Despite gathering for approximately 90 minutes, a recent meeting of the Local Accommodations and Hospitality Tax Subcommittee of the S.C. Taxation Realignment Commission adjourned with no formal action completed.
In addition to subcommittee members Burnie Maybank, Brian Moody, Charles Way and Don Weaver, 25 to 30 members of various organizations involved in operating and or promoting various ventures in the tourism and hospitality industries attended the Aug. 27 meeting at the Charleston office of law firm Nexsen Pruet.
The meeting was very loosely organized, with input from various attendees at various times, without attribution to their respective organizations or individual identification, though many contributors were recognized personally by Maybank or other subcommittee members.
The meeting was largely concerned with providing subcommittee members with an understanding of the complex code of laws currently taxing revenues generated by the tourism and hospitality industries. These generate approximately $40 million annually and can be found here.

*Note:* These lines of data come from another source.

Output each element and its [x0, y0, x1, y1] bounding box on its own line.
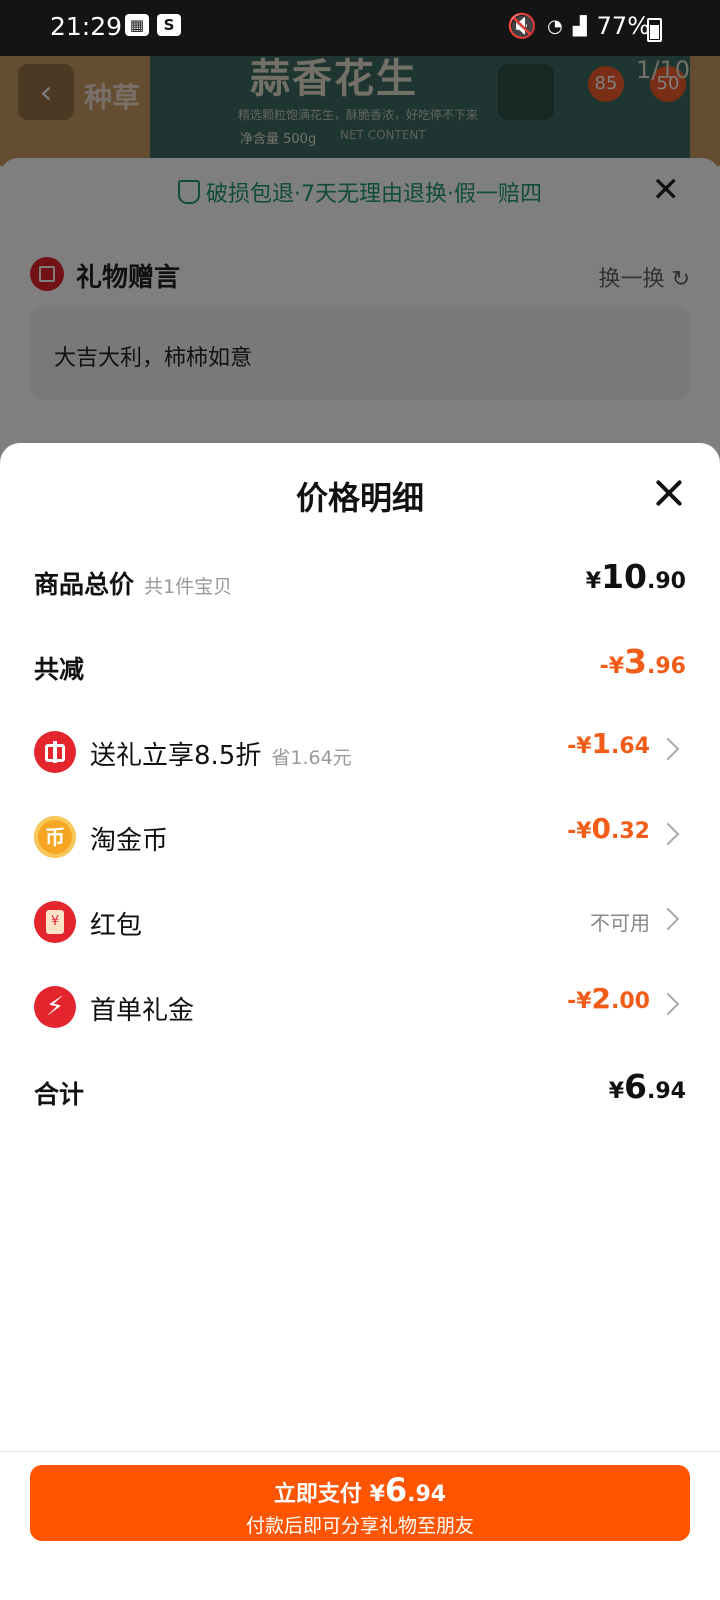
footer-divider: [0, 1451, 720, 1452]
row-item-total: 商品总价 共1件宝贝 ¥10.90: [34, 553, 686, 613]
app-notification-icon: S: [157, 14, 181, 36]
row-value: ¥10.90: [585, 557, 686, 596]
row-label: 共减: [34, 655, 85, 684]
wifi-icon: ◔: [547, 15, 563, 37]
row-red-packet[interactable]: 红包 不可用: [34, 893, 686, 953]
pay-subtitle: 付款后即可分享礼物至朋友: [245, 1515, 474, 1537]
row-value: -¥3.96: [599, 642, 686, 681]
mute-icon: 🔇: [507, 12, 538, 40]
status-time: 21:29: [50, 12, 123, 41]
row-label: 淘金币: [90, 826, 169, 856]
row-label: 合计: [34, 1080, 85, 1109]
row-sublabel: 共1件宝贝: [144, 576, 233, 598]
row-label: 首单礼金: [90, 996, 195, 1026]
row-label: 红包: [90, 911, 143, 941]
row-sublabel: 省1.64元: [271, 747, 352, 769]
row-label: 商品总价: [34, 570, 135, 599]
pay-now-button[interactable]: 立即支付 ¥6.94 付款后即可分享礼物至朋友: [30, 1465, 690, 1541]
red-packet-icon: [34, 901, 76, 943]
price-detail-modal: 价格明细 商品总价 共1件宝贝 ¥10.90 共减 -¥3.96 送礼立享8.5折…: [0, 443, 720, 1600]
row-value: -¥0.32: [567, 812, 650, 845]
row-taojin-coin[interactable]: 币 淘金币 -¥0.32: [34, 808, 686, 868]
row-value: 不可用: [590, 911, 650, 935]
row-first-order-bonus[interactable]: ⚡ 首单礼金 -¥2.00: [34, 978, 686, 1038]
row-grand-total: 合计 ¥6.94: [34, 1063, 686, 1123]
row-total-discount: 共减 -¥3.96: [34, 638, 686, 698]
battery-icon: [647, 18, 662, 42]
row-value: -¥2.00: [567, 982, 650, 1015]
row-value: -¥1.64: [567, 727, 650, 760]
pay-label: 立即支付: [273, 1482, 362, 1507]
row-value: ¥6.94: [608, 1067, 686, 1106]
lightning-icon: ⚡: [34, 986, 76, 1028]
chevron-right-icon: [656, 822, 680, 846]
close-icon[interactable]: [650, 473, 690, 513]
chevron-right-icon: [656, 992, 680, 1016]
row-label: 送礼立享8.5折: [90, 741, 262, 771]
modal-title: 价格明细: [295, 479, 424, 517]
row-gift-discount[interactable]: 送礼立享8.5折 省1.64元 -¥1.64: [34, 723, 686, 783]
chevron-right-icon: [656, 907, 680, 931]
gallery-icon: ▦: [125, 14, 149, 36]
battery-percent: 77%: [596, 12, 650, 40]
gift-icon: [34, 731, 76, 773]
signal-icon: ▟: [572, 15, 587, 37]
coin-icon: 币: [34, 816, 76, 858]
status-bar: 21:29 ▦ S 🔇 ◔ ▟ 77%: [0, 0, 720, 56]
chevron-right-icon: [656, 737, 680, 761]
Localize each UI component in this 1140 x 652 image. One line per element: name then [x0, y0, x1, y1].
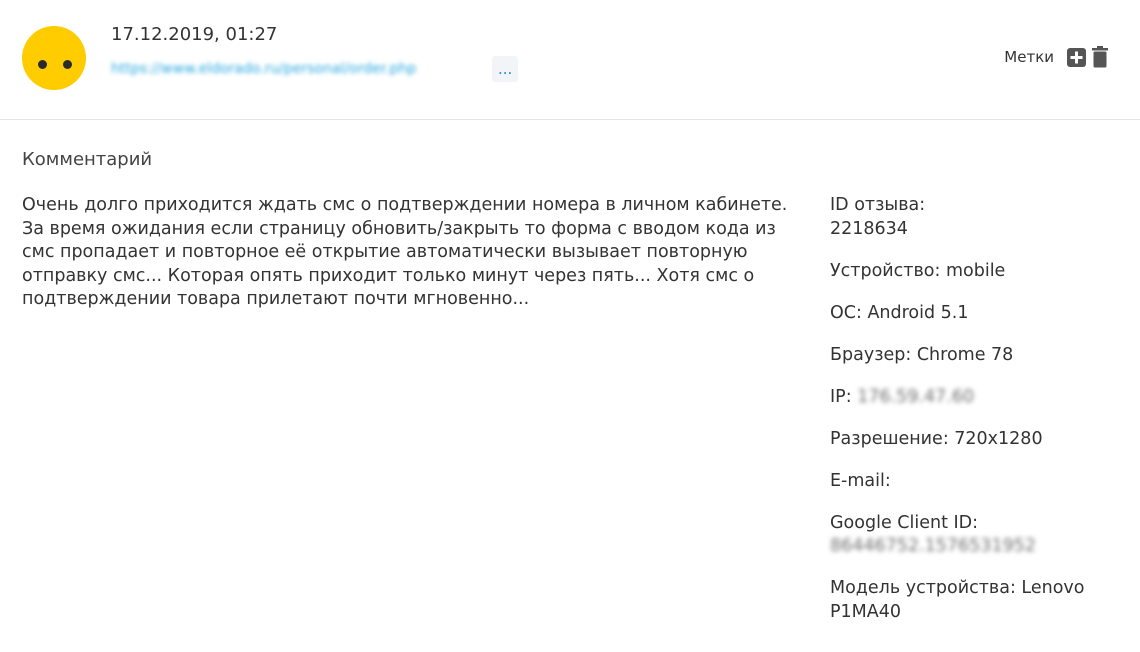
comment-text: Очень долго приходится ждать смс о подтв…	[22, 195, 788, 309]
comment-title: Комментарий	[22, 149, 153, 170]
trash-icon	[1092, 46, 1108, 68]
meta-google-client-id: Google Client ID: 86446752.1576531952	[830, 512, 1130, 559]
avatar-eye-left	[38, 60, 47, 69]
review-date: 17.12.2019, 01:27	[111, 24, 278, 45]
tags-toolbar: Метки	[1004, 44, 1110, 70]
review-meta: ID отзыва: 2218634 Устройство: mobile ОС…	[830, 194, 1130, 643]
avatar-eye-right	[63, 60, 72, 69]
meta-ip-label: IP:	[830, 386, 852, 407]
review-url-row: https://www.eldorado.ru/personal/order.p…	[111, 56, 519, 82]
meta-browser: Браузер: Chrome 78	[830, 344, 1014, 365]
meta-google-client-id-label: Google Client ID:	[830, 512, 979, 533]
add-tag-button[interactable]	[1066, 46, 1086, 68]
meta-review-id-label: ID отзыва:	[830, 195, 926, 215]
meta-resolution: Разрешение: 720x1280	[830, 428, 1043, 449]
meta-device-model: Модель устройства: Lenovo P1MA40	[830, 578, 1085, 622]
tags-label: Метки	[1004, 48, 1054, 66]
meta-ip: IP: 176.59.47.60	[830, 386, 1130, 410]
meta-review-id-value: 2218634	[830, 218, 908, 239]
more-button[interactable]: ...	[492, 56, 519, 82]
meta-review-id: ID отзыва: 2218634	[830, 194, 1130, 241]
plus-square-icon	[1066, 47, 1086, 67]
review-url-link[interactable]: https://www.eldorado.ru/personal/order.p…	[111, 61, 488, 77]
meta-device: Устройство: mobile	[830, 260, 1006, 281]
review-header: 17.12.2019, 01:27 https://www.eldorado.r…	[0, 0, 1140, 120]
delete-button[interactable]	[1090, 46, 1110, 68]
meta-os: ОС: Android 5.1	[830, 302, 969, 323]
avatar	[22, 26, 86, 90]
meta-email: E-mail:	[830, 470, 891, 491]
meta-google-client-id-value: 86446752.1576531952	[830, 536, 1036, 556]
meta-ip-value: 176.59.47.60	[857, 386, 975, 407]
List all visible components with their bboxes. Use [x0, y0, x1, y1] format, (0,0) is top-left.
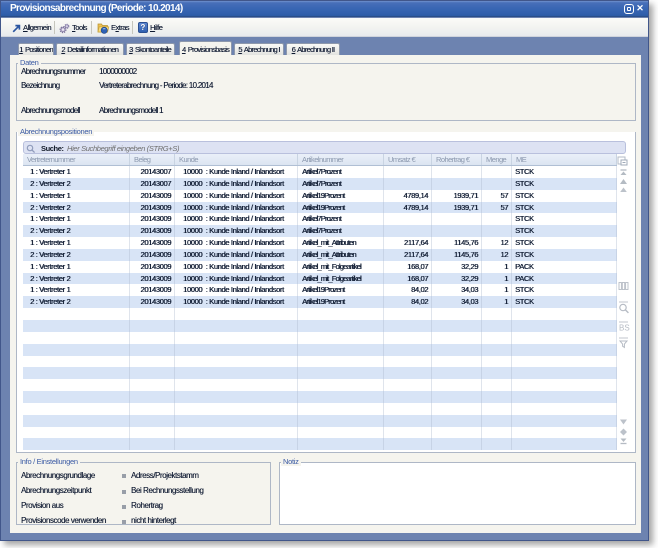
svg-text:BS: BS: [619, 324, 630, 333]
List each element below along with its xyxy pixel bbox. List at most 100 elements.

Of these funds, various portions are allocated to city and county governments, the state Department of Commerce and various entities working to promote tourism in South Carolina.
Some of these funds may be used by local governments as part of their general funds and some are allocated for “tourism-related” expenditures. Of the latter, the government body receiving the funds is required to file an annual report with the Tourism Expenditure Review Committee, which is charged with ensuring the funds are properly used.
In an aside, one individual affiliated with the Tourism Expenditure Review Committee stated that there are three or four instances of questionable use of allocated funds annually.
He also related that in at least one instance where an expenditure was deemed not in compliance, the General Assembly subsequently passed new legislation during the next session specifically authorizing such a use of funds. The specific use was not identified.
The “Tourism Alliance,” which presented itself as a real organization, also reviewed with the subcommittee their preliminary recommendations for a consensus on a more streamlined method of distributing funds generated by the existing taxes, and a proposed new tax on timeshare maintenance fees.
The recommendation was to return the same amount of revenue to those counties that are low- to no-net revenue generators as under the current structure and then distribute the balance to those cities and counties that generate the taxes in the ratio of the amount generated.
These funds would be distributed as follows: 50 percent for general fund use and 50 percent restricted to tourism-related marketing uses. This preliminary proposal can be viewed here.
Jack Jackson is a Summerville resident who is state director of South Carolina Fair Tax.